CA REIMS (ch. civ. et com.), 4 novembre 2025
- T. com. Reims, 29 avril 2025 : RG 2024006438
CERCLAB - DOCUMENT N° 24508
CA REIMS (ch. civ. et com.), 4 novembre 2025 : RG n° 25/00767 ; arrêt n° 373
Publication : Judilibre
Extrait : « L'article L. 442-4 III du code de commerce prévoit que les litiges relatifs à l'application de l'article L. 442-1 sont attribués aux juridictions dont le siège et le ressort sont fixés par décret. Il résulte de l'article D. 442-2 que pour l'application des dispositions précitées, le tribunal judiciaire de Tourcoing est compétent pour le ressort de la cour d'appel de Reims.

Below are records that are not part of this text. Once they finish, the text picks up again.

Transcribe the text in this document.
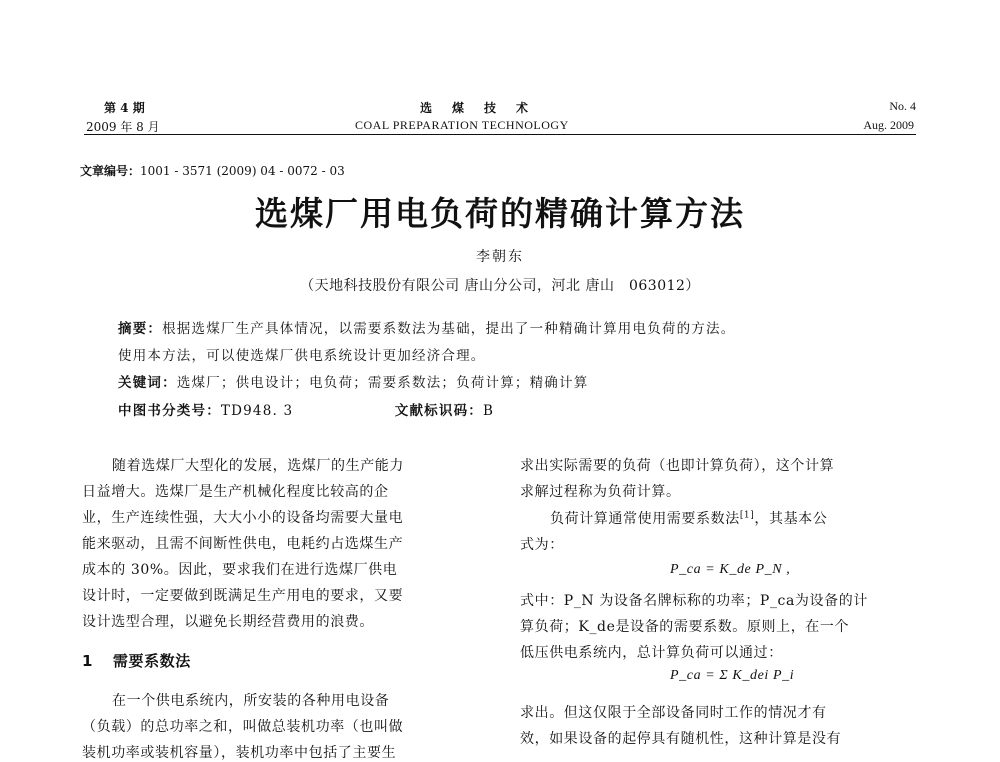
第 4 期
2009 年 8 月
选煤技术
COAL PREPARATION TECHNOLOGY
No. 4
Aug. 2009
文章编号：1001 - 3571 (2009) 04 - 0072 - 03
选煤厂用电负荷的精确计算方法
李朝东
（天地科技股份有限公司 唐山分公司，河北 唐山　063012）
摘要：根据选煤厂生产具体情况，以需要系数法为基础，提出了一种精确计算用电负荷的方法。
使用本方法，可以使选煤厂供电系统设计更加经济合理。
关键词：选煤厂；供电设计；电负荷；需要系数法；负荷计算；精确计算
中图书分类号：TD948. 3	文献标识码：B
随着选煤厂大型化的发展，选煤厂的生产能力
日益增大。选煤厂是生产机械化程度比较高的企
业，生产连续性强，大大小小的设备均需要大量电
能来驱动，且需不间断性供电，电耗约占选煤生产
成本的 30%。因此，要求我们在进行选煤厂供电
设计时，一定要做到既满足生产用电的要求，又要
设计选型合理，以避免长期经营费用的浪费。
1 需要系数法
在一个供电系统内，所安装的各种用电设备
（负载）的总功率之和，叫做总装机功率（也叫做
装机功率或装机容量），装机功率中包括了主要生
求出实际需要的负荷（也即计算负荷），这个计算
求解过程称为负荷计算。
负荷计算通常使用需要系数法[1]，其基本公
式为：
P_ca = K_de P_N ,
式中：P_N 为设备名牌标称的功率；P_ca为设备的计
算负荷；K_de是设备的需要系数。原则上，在一个
低压供电系统内，总计算负荷可以通过：
P_ca = Σ K_dei P_i
求出。但这仅限于全部设备同时工作的情况才有
效，如果设备的起停具有随机性，这种计算是没有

Dans l'assignation qu'elle a fait délivrer à la SAS Fayat Bâtiment, la SAS SOGEP demande, principalement, au tribunal de faire droit à sa contestation du décompte général définitif établi par celle-ci, d'annuler ledit décompte et de condamner la SAS Fayat à lui régler une somme totale de 40.951.84 euros HT au titre de situations impayées, ainsi que 34.418.69 euros HT correspondant au solde restant sur le marché. La société Fayat Bâtiment oppose à ces demandes une clause contractuelle imposant au sous-traitant qui souhaite contester le décompte général définitif établi par l'entreprise principale de le faire dans un délai de 15 jours.

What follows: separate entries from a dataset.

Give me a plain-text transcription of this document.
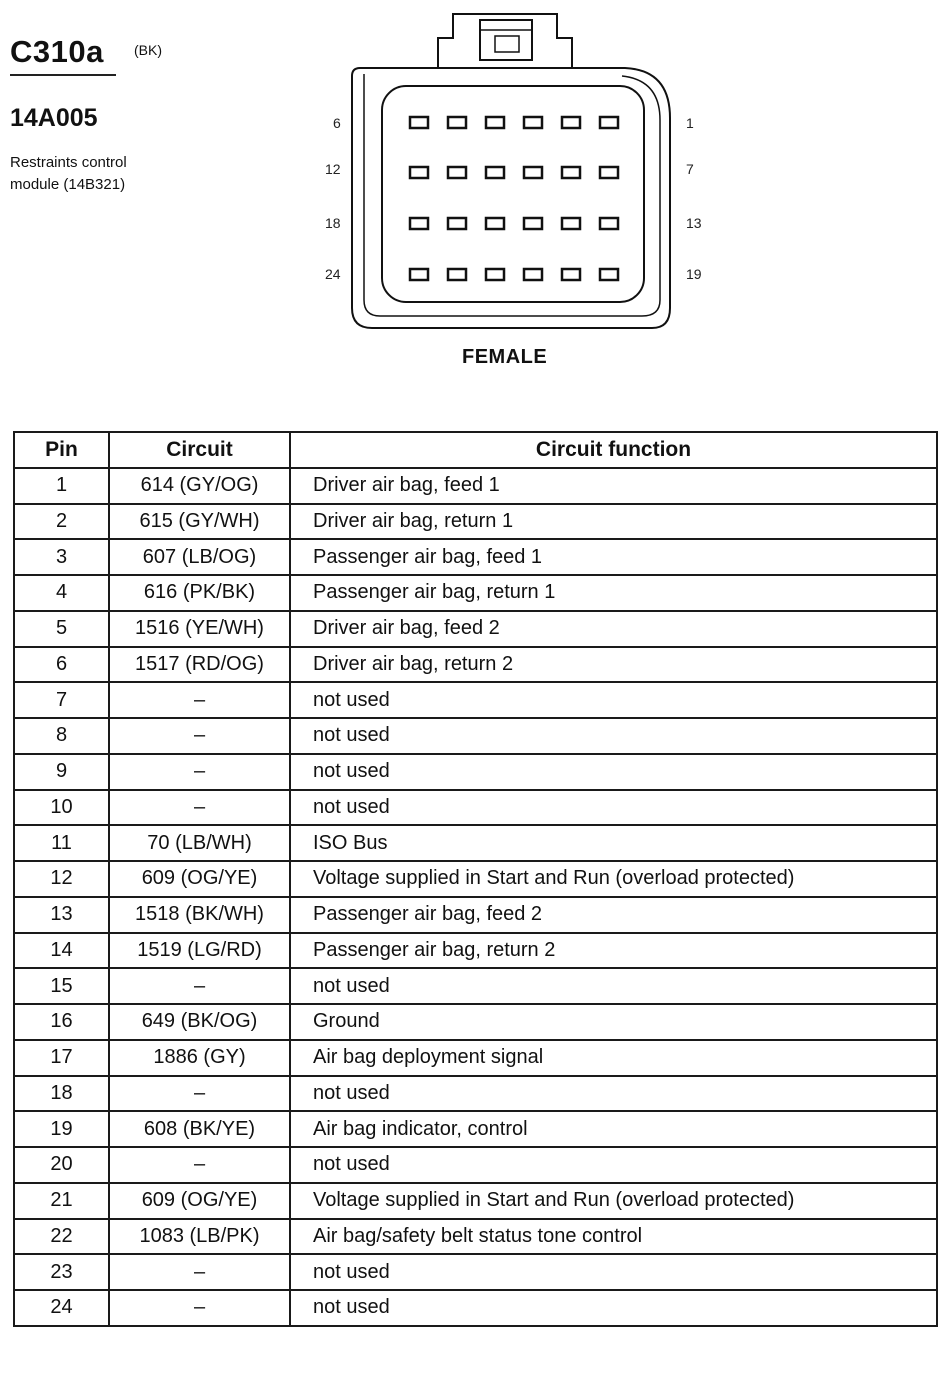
C310a (BK)
14A005
Restraints control module (14B321)
6
12
18
24
1
7
13
19
FEMALE
Pin	Circuit	Circuit function
1	614 (GY/OG)	Driver air bag, feed 1
2	615 (GY/WH)	Driver air bag, return 1
3	607 (LB/OG)	Passenger air bag, feed 1
4	616 (PK/BK)	Passenger air bag, return 1
5	1516 (YE/WH)	Driver air bag, feed 2
6	1517 (RD/OG)	Driver air bag, return 2
7	–	not used
8	–	not used
9	–	not used
10	–	not used
11	70 (LB/WH)	ISO Bus
12	609 (OG/YE)	Voltage supplied in Start and Run (overload protected)
13	1518 (BK/WH)	Passenger air bag, feed 2
14	1519 (LG/RD)	Passenger air bag, return 2
15	–	not used
16	649 (BK/OG)	Ground
17	1886 (GY)	Air bag deployment signal
18	–	not used
19	608 (BK/YE)	Air bag indicator, control
20	–	not used
21	609 (OG/YE)	Voltage supplied in Start and Run (overload protected)
22	1083 (LB/PK)	Air bag/safety belt status tone control
23	–	not used
24	–	not used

La SAS SOGEP soutient, en premier lieu, qu'elle a respecté le délai imparti pour contester le décompte de la société Fayat. Subsidiairement, elle demande que la clause stipulant ce délai soit écartée sur le fondement de l'article 1171 du code civil, affirmant qu'il s'agit d'une clause créant un déséquilibre significatif entre les droits et obligations des parties dans un contrat d'adhésion. A titre infiniment subsidiaire, elle invoque l'article L. 442-1 I du code de commerce et sollicite l'octroi de dommages intérêts en réparation du préjudice financier causé par la clause précitée en ce qu'elle crée un déséquilibre significatif dans les droits et obligations des parties.

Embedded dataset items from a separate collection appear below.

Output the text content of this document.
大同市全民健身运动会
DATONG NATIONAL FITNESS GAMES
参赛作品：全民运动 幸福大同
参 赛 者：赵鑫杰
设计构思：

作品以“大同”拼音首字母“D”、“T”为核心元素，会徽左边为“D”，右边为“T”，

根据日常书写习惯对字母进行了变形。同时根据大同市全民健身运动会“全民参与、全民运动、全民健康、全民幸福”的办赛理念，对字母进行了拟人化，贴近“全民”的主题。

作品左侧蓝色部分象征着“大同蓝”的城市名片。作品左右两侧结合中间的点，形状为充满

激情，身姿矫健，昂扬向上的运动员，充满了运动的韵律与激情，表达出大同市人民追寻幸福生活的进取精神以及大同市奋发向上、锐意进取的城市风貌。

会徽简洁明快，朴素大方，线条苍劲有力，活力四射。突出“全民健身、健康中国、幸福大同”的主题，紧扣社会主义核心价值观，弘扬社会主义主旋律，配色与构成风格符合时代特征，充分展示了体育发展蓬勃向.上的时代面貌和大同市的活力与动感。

L'article 1171 du code civil, qui régit le droit commun des contrats, sanctionne les clauses abusives dans les contrats ne relevant pas des dispositions spéciales de l'article L 442-1 du code de commerce.
Dès lors, les demandes, principales et subsidiaires, de la société SOGEP sont indissociables et doivent être soumises à la même juridiction, laquelle ne peut qu'être en l'espèce celle qui dispose d'une compétence exclusive pour appliquer l'article L. 442-1 du code de commerce.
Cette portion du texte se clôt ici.